Oophorectomy or ovariectomy is a surgical procedure in which one (unilateral oophorectomy) or both ovaries (bilateral oophorectomy) are removed. In the latter case, the so-called surgical menopause occurs immediately after the surgery. If the fallopian tubes also have to be removed along with the ovaries, we speak of salpingo-oophorectomy.
Possible reasons for ovary removal:
- tubo-ovarian abscess, i.e., an abscess affecting the fallopian tubes and ovaries (which is a pus-filled cavity)
- ovarian cancer
- endometriosis with ovarian involvement (chocolate cyst)
- benign ovarian tumors, cysts
- prevention of ovarian and breast cancer in high-risk women
- torsio ovarii, i.e., ovarian torsion
The ovary can be removed by laparotomy (abdominal incision) or, depending on the type of disease that indicates the surgery, by laparoscopy. Ovariectomy can be performed on its own, but it is often combined with hysterectomy, i.e., uterus removal, if the patient is already postmenopausal, or if she has no future family planning. In case of confirmed ovarian cancer or high risk of its development, the intervention is extended to the removal of fallopian tubes (salpingo-oophorectomy).
Risks of the surgery:
Ovary removal is a relatively safe procedure that rarely causes complications, which may include:
- damage to surrounding organs
- tumor disintegration and scattering of released cancer cells
- remaining ovarian cells after surgery, which in the case of endometriosis, can cause symptoms again in premenopausal women (e.g., pelvic, lower abdominal pain)
- intestinal obstruction
In the case of removing both ovaries – for women of childbearing age – menopause sets in immediately. The symptoms are caused by the decreased level of female hormones:
- hot flashes
- vaginal dryness
- increased propensity for heart disease
- memory loss
- decreased libido
- osteoporosis, bone fractures
Hormone therapy can be considered for treating the above symptoms, which is usually continued until the age of 50.
How to Prepare for Surgery?
Before the operation, your doctor may give you the following advice, the adherence to which can help ensure the success of the operation:
- consumption of a laxative solution the day before the operation, which helps to clean the intestines
- on the day of surgery (or 8-12 hours before the operation), do not eat and limit your fluid intake
- the medications you regularly take may need to be taken differently, or you may need to switch to other medications before and after the operation
- you may need a detailed ultrasound and/or CT scan to accurately plan the intervention
How to Plan for a Hospital Stay?
After an oophorectomy, a few days of hospitalization may be needed. The duration of hospitalization depends on the type of intervention (laparotomy, laparoscopy), the indication for it, and the patient's general health condition. Your treating doctor can provide personalized information on the necessary duration of hospitalization. For the time spent in the hospital, you might want to bring the following:
- slippers, bathrobe
- hygiene tools, e.g., toothbrush
- tools suitable for passing the time, such as books, magazines, tablet
How to Prepare for Possible Infertility Before the Surgery?

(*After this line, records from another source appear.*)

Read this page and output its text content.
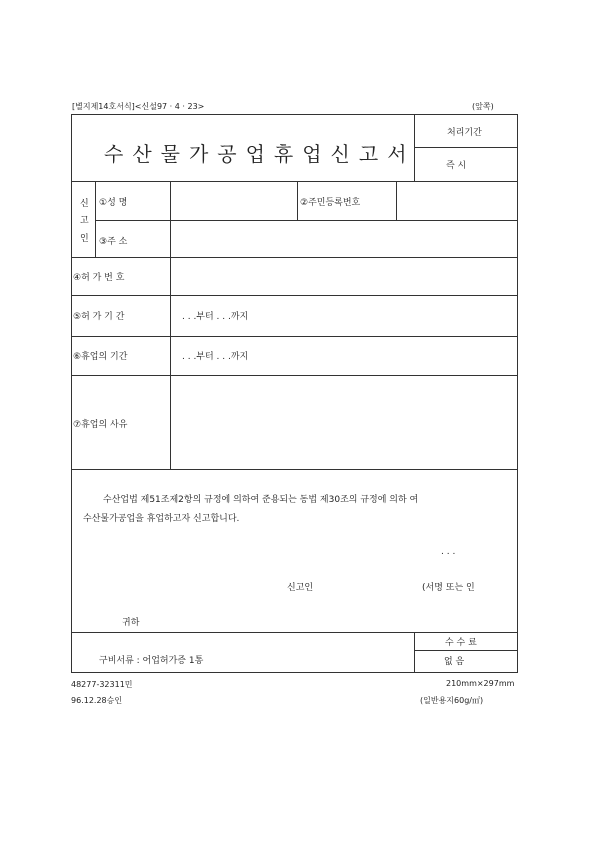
[별지제14호서식]<신설97 · 4 · 23>	(앞쪽)
수산물가공업휴업신고서
처리기간
즉 시
신
고
인
①성 명	②주민등록번호
③주 소
④허 가 번 호
⑤허 가 기 간	. . .부터 . . .까지
⑥휴업의 기간	. . .부터 . . .까지
⑦휴업의 사유
수산업법 제51조제2항의 규정에 의하여 준용되는 동법 제30조의 규정에 의하 여
수산물가공업을 휴업하고자 신고합니다.
. . .
신고인	(서명 또는 인
귀하
구비서류 : 어업허가증 1통
수 수 료
없 음
48277-32311민
96.12.28승인
210mm×297mm
(일반용지60g/㎡)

If you want to have children after the operation, consult your doctor about this possibility. If only one ovary is removed, you can still have children naturally in the future, and your menstrual cycle will also remain. If both ovaries are removed but the uterus is left in place, you can still get pregnant with the help of assisted reproductive methods. A fertility specialist can help with the details.
What to Expect?
The operation is performed under anesthesia. There are two methods of intervention:
- Traditional, open abdominal surgery (laparotomy): During a laparotomy, an incision in the abdominal wall provides access to the ovaries. The surgeon detaches the ovary from the supplying vessels and surrounding tissues, then removes it.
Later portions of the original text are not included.